For the projection inverse matrix, the red book appendix F - pointer courtesie of that gamedev.net page (though the link is broken there) - gives a solution.
This will only provide you the matrices to unproject a point from the homogeneous opengl projection space. You need first to pick a point from that space. That point maybe chosen using the screen cordinates first transformed back into the projection space. In my example, this involves flipping the coordinates with regards to the canvas dimension (but things could be perhaps different with another projection setup) and then extending them to 3D by adding a carefully chosen z component.

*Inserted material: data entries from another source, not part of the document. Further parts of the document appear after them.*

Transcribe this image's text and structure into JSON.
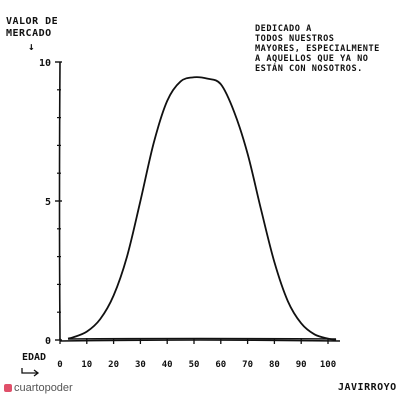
{
  "chart_data": {
    "type": "line",
    "ylabel_line1": "VALOR DE",
    "ylabel_line2": "MERCADO",
    "xlabel": "EDAD",
    "xlim": [
      0,
      100
    ],
    "ylim": [
      0,
      10
    ],
    "x_ticks": [
      0,
      10,
      20,
      30,
      40,
      50,
      60,
      70,
      80,
      90,
      100
    ],
    "y_tick_labels": [
      {
        "value": 0,
        "label": "0"
      },
      {
        "value": 5,
        "label": "5"
      },
      {
        "value": 10,
        "label": "10"
      }
    ],
    "y_minor_ticks": [
      1,
      2,
      3,
      4,
      6,
      7,
      8,
      9
    ],
    "series": [
      {
        "points": [
          [
            3,
            0.05
          ],
          [
            5,
            0.1
          ],
          [
            10,
            0.3
          ],
          [
            15,
            0.75
          ],
          [
            20,
            1.6
          ],
          [
            25,
            3.0
          ],
          [
            30,
            5.0
          ],
          [
            35,
            7.1
          ],
          [
            40,
            8.6
          ],
          [
            45,
            9.3
          ],
          [
            50,
            9.45
          ],
          [
            55,
            9.4
          ],
          [
            60,
            9.2
          ],
          [
            65,
            8.2
          ],
          [
            70,
            6.7
          ],
          [
            75,
            4.7
          ],
          [
            80,
            2.8
          ],
          [
            85,
            1.4
          ],
          [
            90,
            0.6
          ],
          [
            95,
            0.2
          ],
          [
            100,
            0.05
          ],
          [
            103,
            0.0
          ]
        ]
      }
    ],
    "baseline_line": [
      [
        3,
        0.0
      ],
      [
        103,
        0.0
      ]
    ]
  },
  "dedication": "DEDICADO A\nTODOS NUESTROS\nMAYORES, ESPECIALMENTE\nA AQUELLOS QUE YA NO\nESTÁN CON NOSOTROS.",
  "author": "JAVIRROYO",
  "brand": "cuartopoder",
  "colors": {
    "ink": "#111111",
    "brand": "#e0506a"
  }
}
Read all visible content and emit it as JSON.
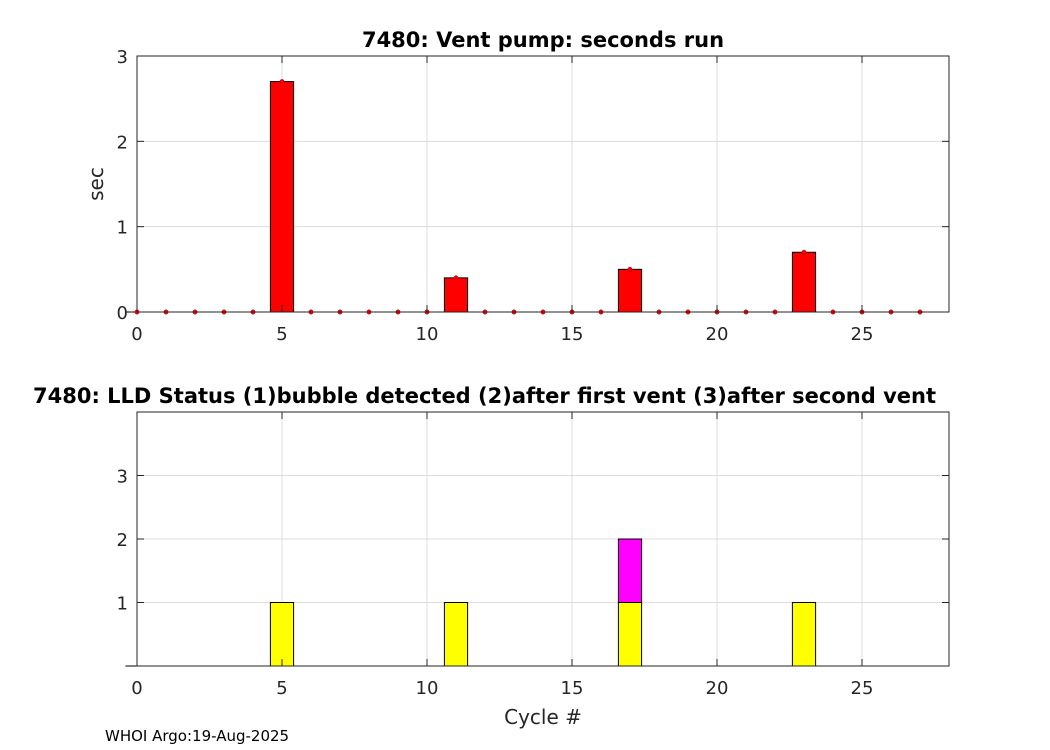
{
  "footer": "WHOI Argo:19-Aug-2025",
  "chart_data": [
    {
      "type": "bar",
      "title": "7480: Vent pump: seconds run",
      "xlabel": "",
      "ylabel": "sec",
      "xlim": [
        0,
        28
      ],
      "ylim": [
        0,
        3
      ],
      "xticks": [
        0,
        5,
        10,
        15,
        20,
        25
      ],
      "yticks": [
        0,
        1,
        2,
        3
      ],
      "grid": true,
      "x": [
        0,
        1,
        2,
        3,
        4,
        5,
        6,
        7,
        8,
        9,
        10,
        11,
        12,
        13,
        14,
        15,
        16,
        17,
        18,
        19,
        20,
        21,
        22,
        23,
        24,
        25,
        26,
        27
      ],
      "values": [
        0,
        0,
        0,
        0,
        0,
        2.7,
        0,
        0,
        0,
        0,
        0,
        0.4,
        0,
        0,
        0,
        0,
        0,
        0.5,
        0,
        0,
        0,
        0,
        0,
        0.7,
        0,
        0,
        0,
        0
      ],
      "color": "#ff0000",
      "marker_color": "#ff0000"
    },
    {
      "type": "bar",
      "stacked": true,
      "title": "7480: LLD Status   (1)bubble detected   (2)after first vent  (3)after second vent",
      "xlabel": "Cycle #",
      "ylabel": "",
      "xlim": [
        0,
        28
      ],
      "ylim": [
        0,
        4
      ],
      "xticks": [
        0,
        5,
        10,
        15,
        20,
        25
      ],
      "yticks": [
        1,
        2,
        3
      ],
      "grid": true,
      "x": [
        0,
        1,
        2,
        3,
        4,
        5,
        6,
        7,
        8,
        9,
        10,
        11,
        12,
        13,
        14,
        15,
        16,
        17,
        18,
        19,
        20,
        21,
        22,
        23,
        24,
        25,
        26,
        27
      ],
      "series": [
        {
          "color": "#ffff00",
          "values": [
            0,
            0,
            0,
            0,
            0,
            1,
            0,
            0,
            0,
            0,
            0,
            1,
            0,
            0,
            0,
            0,
            0,
            1,
            0,
            0,
            0,
            0,
            0,
            1,
            0,
            0,
            0,
            0
          ]
        },
        {
          "color": "#ff00ff",
          "values": [
            0,
            0,
            0,
            0,
            0,
            0,
            0,
            0,
            0,
            0,
            0,
            0,
            0,
            0,
            0,
            0,
            0,
            1,
            0,
            0,
            0,
            0,
            0,
            0,
            0,
            0,
            0,
            0
          ]
        },
        {
          "color": "#00ffff",
          "values": [
            0,
            0,
            0,
            0,
            0,
            0,
            0,
            0,
            0,
            0,
            0,
            0,
            0,
            0,
            0,
            0,
            0,
            0,
            0,
            0,
            0,
            0,
            0,
            0,
            0,
            0,
            0,
            0
          ]
        }
      ]
    }
  ]
}
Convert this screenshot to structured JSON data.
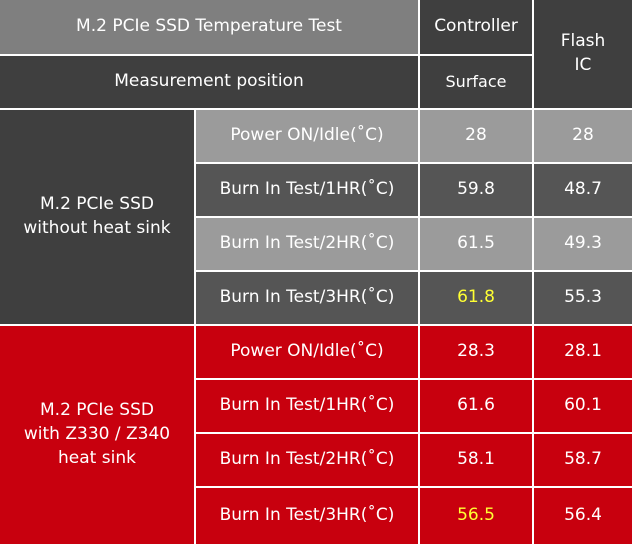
{
  "header": {
    "title": "M.2 PCIe SSD Temperature Test",
    "measurement_position": "Measurement position",
    "controller": "Controller",
    "surface": "Surface",
    "flash_ic": "Flash\nIC"
  },
  "groups": [
    {
      "label": "M.2 PCIe SSD\nwithout heat sink",
      "rows": [
        {
          "test": "Power ON/Idle(˚C)",
          "controller": "28",
          "flash": "28"
        },
        {
          "test": "Burn In Test/1HR(˚C)",
          "controller": "59.8",
          "flash": "48.7"
        },
        {
          "test": "Burn In Test/2HR(˚C)",
          "controller": "61.5",
          "flash": "49.3"
        },
        {
          "test": "Burn In Test/3HR(˚C)",
          "controller": "61.8",
          "flash": "55.3"
        }
      ]
    },
    {
      "label": "M.2 PCIe SSD\nwith Z330 / Z340\nheat sink",
      "rows": [
        {
          "test": "Power ON/Idle(˚C)",
          "controller": "28.3",
          "flash": "28.1"
        },
        {
          "test": "Burn In Test/1HR(˚C)",
          "controller": "61.6",
          "flash": "60.1"
        },
        {
          "test": "Burn In Test/2HR(˚C)",
          "controller": "58.1",
          "flash": "58.7"
        },
        {
          "test": "Burn In Test/3HR(˚C)",
          "controller": "56.5",
          "flash": "56.4"
        }
      ]
    }
  ],
  "colors": {
    "highlight_text": "#ffff33",
    "red_section": "#c8000e",
    "grey_header": "#7f7f7f"
  }
}
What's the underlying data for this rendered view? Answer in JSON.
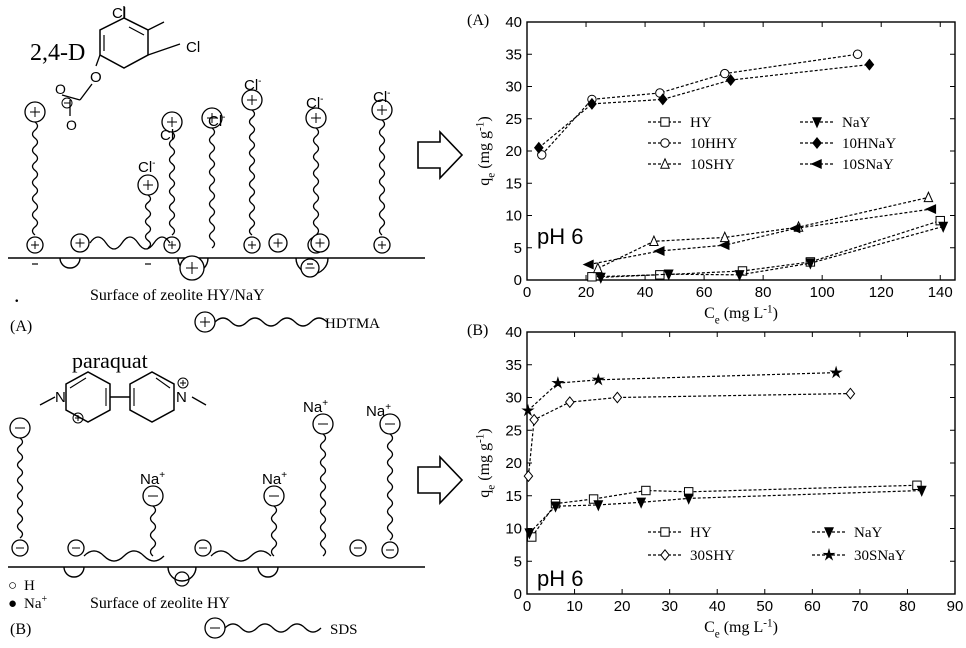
{
  "left_top": {
    "molecule_label": "2,4-D",
    "chloride": "Cl",
    "chloride_ion": "Cl",
    "oxygen": "O",
    "surface_label": "Surface of zeolite HY/NaY",
    "panel_label": "(A)",
    "surfactant_label": "HDTMA",
    "dot": "."
  },
  "left_bottom": {
    "molecule_label": "paraquat",
    "nitrogen": "N",
    "sodium_ion": "Na",
    "surface_label": "Surface of zeolite HY",
    "panel_label": "(B)",
    "surfactant_label": "SDS",
    "legend_h": "H",
    "legend_na": "Na",
    "legend_open_circle": "○",
    "legend_filled_circle": "●"
  },
  "arrows": {
    "count": 2
  },
  "chart_data": [
    {
      "type": "line",
      "panel_label": "(A)",
      "annotation": "pH 6",
      "xlabel": "C",
      "xlabel_sub": "e",
      "xlabel_unit": "(mg L",
      "xlabel_unit_sup": "-1",
      "xlabel_unit_end": ")",
      "ylabel": "q",
      "ylabel_sub": "e",
      "ylabel_unit": "(mg g",
      "ylabel_unit_sup": "-1",
      "ylabel_unit_end": ")",
      "xlim": [
        0,
        145
      ],
      "ylim": [
        0,
        40
      ],
      "xticks": [
        "0",
        "20",
        "40",
        "60",
        "80",
        "100",
        "120",
        "140"
      ],
      "yticks": [
        "0",
        "5",
        "10",
        "15",
        "20",
        "25",
        "30",
        "35",
        "40"
      ],
      "legend_position": "center-right",
      "series": [
        {
          "name": "HY",
          "marker": "square-open",
          "points": [
            [
              22,
              0.5
            ],
            [
              45,
              0.8
            ],
            [
              73,
              1.4
            ],
            [
              96,
              2.8
            ],
            [
              140,
              9.2
            ]
          ]
        },
        {
          "name": "NaY",
          "marker": "triangle-down-filled",
          "points": [
            [
              25,
              0.4
            ],
            [
              48,
              0.9
            ],
            [
              72,
              0.8
            ],
            [
              96,
              2.6
            ],
            [
              141,
              8.3
            ]
          ]
        },
        {
          "name": "10HHY",
          "marker": "circle-open",
          "points": [
            [
              5,
              19.4
            ],
            [
              22,
              28.0
            ],
            [
              45,
              29.0
            ],
            [
              67,
              32.0
            ],
            [
              112,
              35.0
            ]
          ]
        },
        {
          "name": "10HNaY",
          "marker": "diamond-filled",
          "points": [
            [
              4,
              20.5
            ],
            [
              22,
              27.3
            ],
            [
              46,
              28.0
            ],
            [
              69,
              31.0
            ],
            [
              116,
              33.4
            ]
          ]
        },
        {
          "name": "10SHY",
          "marker": "triangle-up-open",
          "points": [
            [
              24,
              1.8
            ],
            [
              43,
              6.0
            ],
            [
              67,
              6.6
            ],
            [
              92,
              8.2
            ],
            [
              136,
              12.8
            ]
          ]
        },
        {
          "name": "10SNaY",
          "marker": "triangle-left-filled",
          "points": [
            [
              21,
              2.4
            ],
            [
              45,
              4.5
            ],
            [
              67,
              5.4
            ],
            [
              91,
              8.0
            ],
            [
              137,
              11.0
            ]
          ]
        }
      ]
    },
    {
      "type": "line",
      "panel_label": "(B)",
      "annotation": "pH 6",
      "xlabel": "C",
      "xlabel_sub": "e",
      "xlabel_unit": "(mg L",
      "xlabel_unit_sup": "-1",
      "xlabel_unit_end": ")",
      "ylabel": "q",
      "ylabel_sub": "e",
      "ylabel_unit": "(mg g",
      "ylabel_unit_sup": "-1",
      "ylabel_unit_end": ")",
      "xlim": [
        0,
        90
      ],
      "ylim": [
        0,
        40
      ],
      "xticks": [
        "0",
        "10",
        "20",
        "30",
        "40",
        "50",
        "60",
        "70",
        "80",
        "90"
      ],
      "yticks": [
        "0",
        "5",
        "10",
        "15",
        "20",
        "25",
        "30",
        "35",
        "40"
      ],
      "legend_position": "bottom",
      "series": [
        {
          "name": "HY",
          "marker": "square-open",
          "points": [
            [
              1,
              8.7
            ],
            [
              6,
              13.8
            ],
            [
              14,
              14.5
            ],
            [
              25,
              15.8
            ],
            [
              34,
              15.6
            ],
            [
              82,
              16.6
            ]
          ]
        },
        {
          "name": "NaY",
          "marker": "triangle-down-filled",
          "points": [
            [
              0.5,
              9.3
            ],
            [
              6,
              13.4
            ],
            [
              15,
              13.6
            ],
            [
              24,
              14.0
            ],
            [
              34,
              14.6
            ],
            [
              83,
              15.8
            ]
          ]
        },
        {
          "name": "30SHY",
          "marker": "diamond-open",
          "points": [
            [
              0.3,
              18.0
            ],
            [
              1.5,
              26.6
            ],
            [
              9,
              29.3
            ],
            [
              19,
              30.0
            ],
            [
              68,
              30.6
            ]
          ]
        },
        {
          "name": "30SNaY",
          "marker": "star-filled",
          "points": [
            [
              0.2,
              28.0
            ],
            [
              6.5,
              32.2
            ],
            [
              15,
              32.7
            ],
            [
              65,
              33.8
            ]
          ]
        }
      ]
    }
  ]
}
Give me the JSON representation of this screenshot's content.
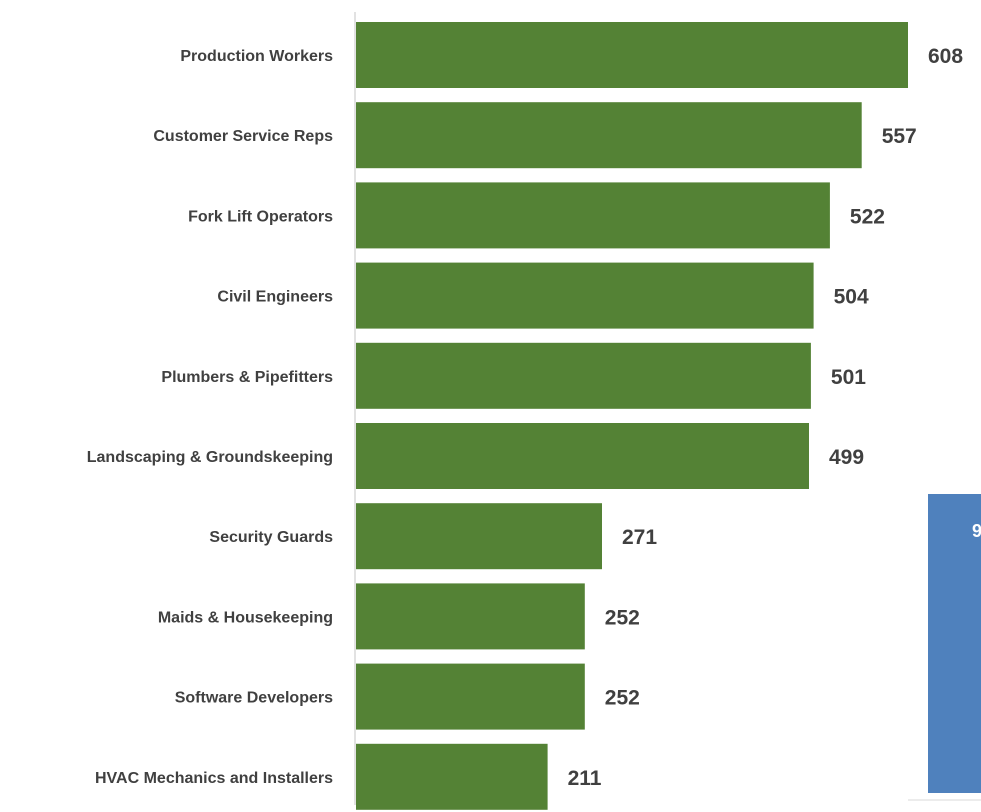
{
  "chart_data": {
    "type": "bar",
    "orientation": "horizontal",
    "title": "",
    "xlabel": "",
    "ylabel": "",
    "categories": [
      "Production Workers",
      "Customer Service Reps",
      "Fork Lift Operators",
      "Civil Engineers",
      "Plumbers & Pipefitters",
      "Landscaping & Groundskeeping",
      "Security Guards",
      "Maids & Housekeeping",
      "Software Developers",
      "HVAC Mechanics and Installers"
    ],
    "values": [
      608,
      557,
      522,
      504,
      501,
      499,
      271,
      252,
      252,
      211
    ],
    "data_labels": [
      "608",
      "557",
      "522",
      "504",
      "501",
      "499",
      "271",
      "252",
      "252",
      "211"
    ],
    "xlim": [
      0,
      608
    ],
    "grid": false,
    "legend": "none",
    "bar_color": "#548235",
    "label_color": "#404040",
    "axis_color": "#d9d9d9"
  },
  "partial_chart": {
    "bar_color": "#4f81bd",
    "visible_text": "9"
  }
}
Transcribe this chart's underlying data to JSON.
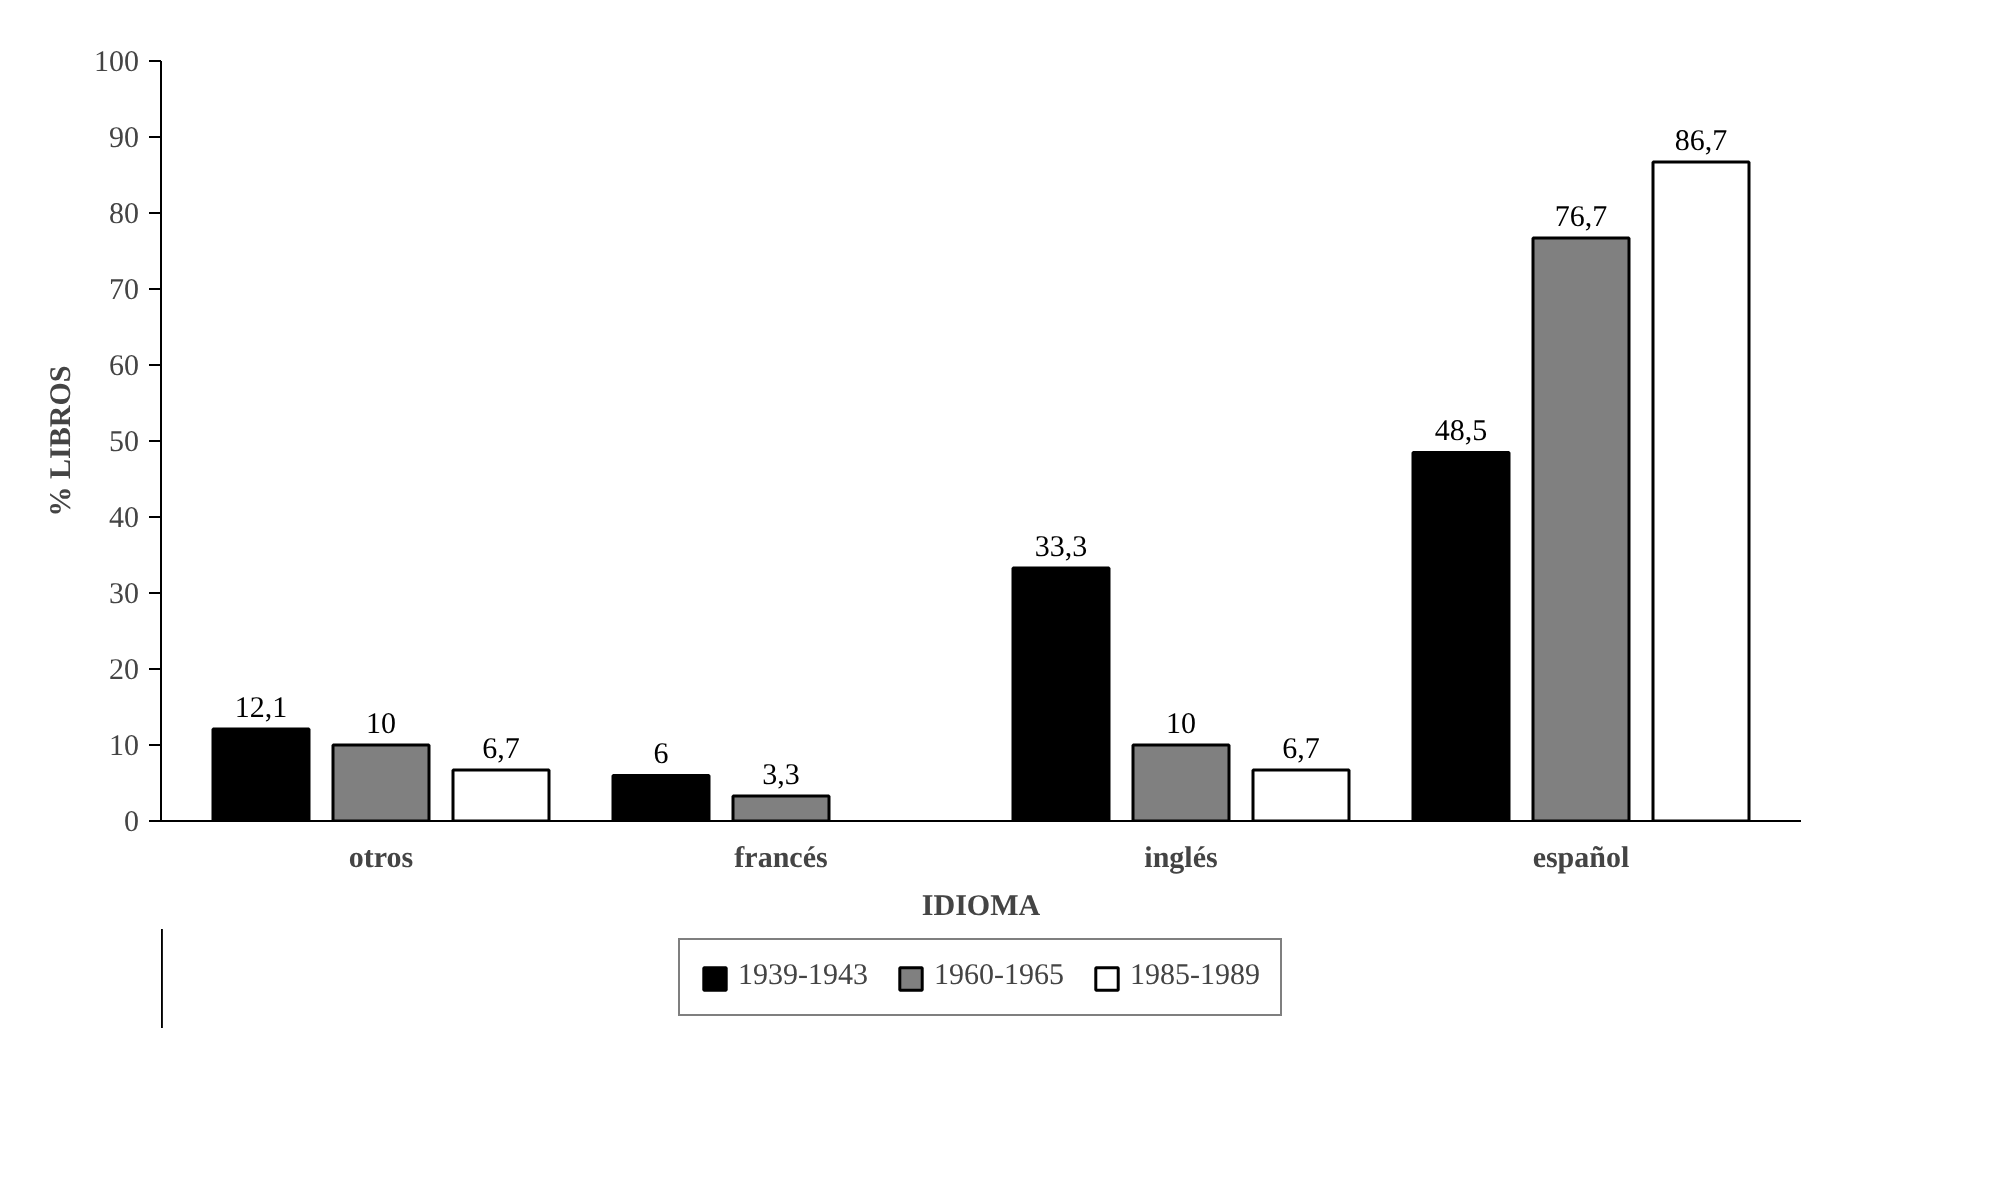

That said, in the example programme of the other question, the goal was to cast a ray passing through the projected pixel into the scene, and figure out the distance from that line to points in the scene, and pick the closest one. You might be able to avoid the whole unproject business, by noticing that the mouse always move in the camera projection plan. Hence the translation vector for the object will necessary be composed of the X and Y unit vectors of the camera (I am assuming that Z is the axis perpendicular to the screen, as usual in OpenGL), both scaled by factor depending on the distance of the object to the camera.
You will get something like that:
+--------+ object translation plane
| /
| /
| /
| /
+----+ screen plane
| /
| /
| /
| /
+ camera eye position
You can get the scaling factor from the Intercept theorem, and the X and Y camera vectors from the first and second columns of the modelview matrix.
The final translation vector should be something along the lines of:
T = f * (dx * X + dy * Y)
where f is the scaling factor, X and Y the camera vectors, and <dx,dy> the mouse coordinates delta vector in the projection space.
You know your window resolution, and the mouse position relative to the window. From there you can determine a normalized coordinate in [0,1]. From this coordinate, you can then project a ray into your scene, and using the inverse of your projection*view matrix, can turn this into a world-space ray.
Then it is up to you to intersect the world space ray against your scene objects (via collision detection) to determine the "clicked on" objects (note that there may be more than one due to depth; usually you want the closest hit). This all depends on how you have organized your scene's spatial information and this is all made faster if you have some spatial partitioning structures (e.g. octree or BSP) for quick culling and simplified bounding boxes (e.g. AABBs or spheres) on your "scene objects" for a fast broad phase.
I would say more, but "the coordinate in OpenGL" is highly underspecified. Usually, you are not only interested in the coordinate, but also the "scene object" it meaningfully belongs to, and a whole bunch of other properties.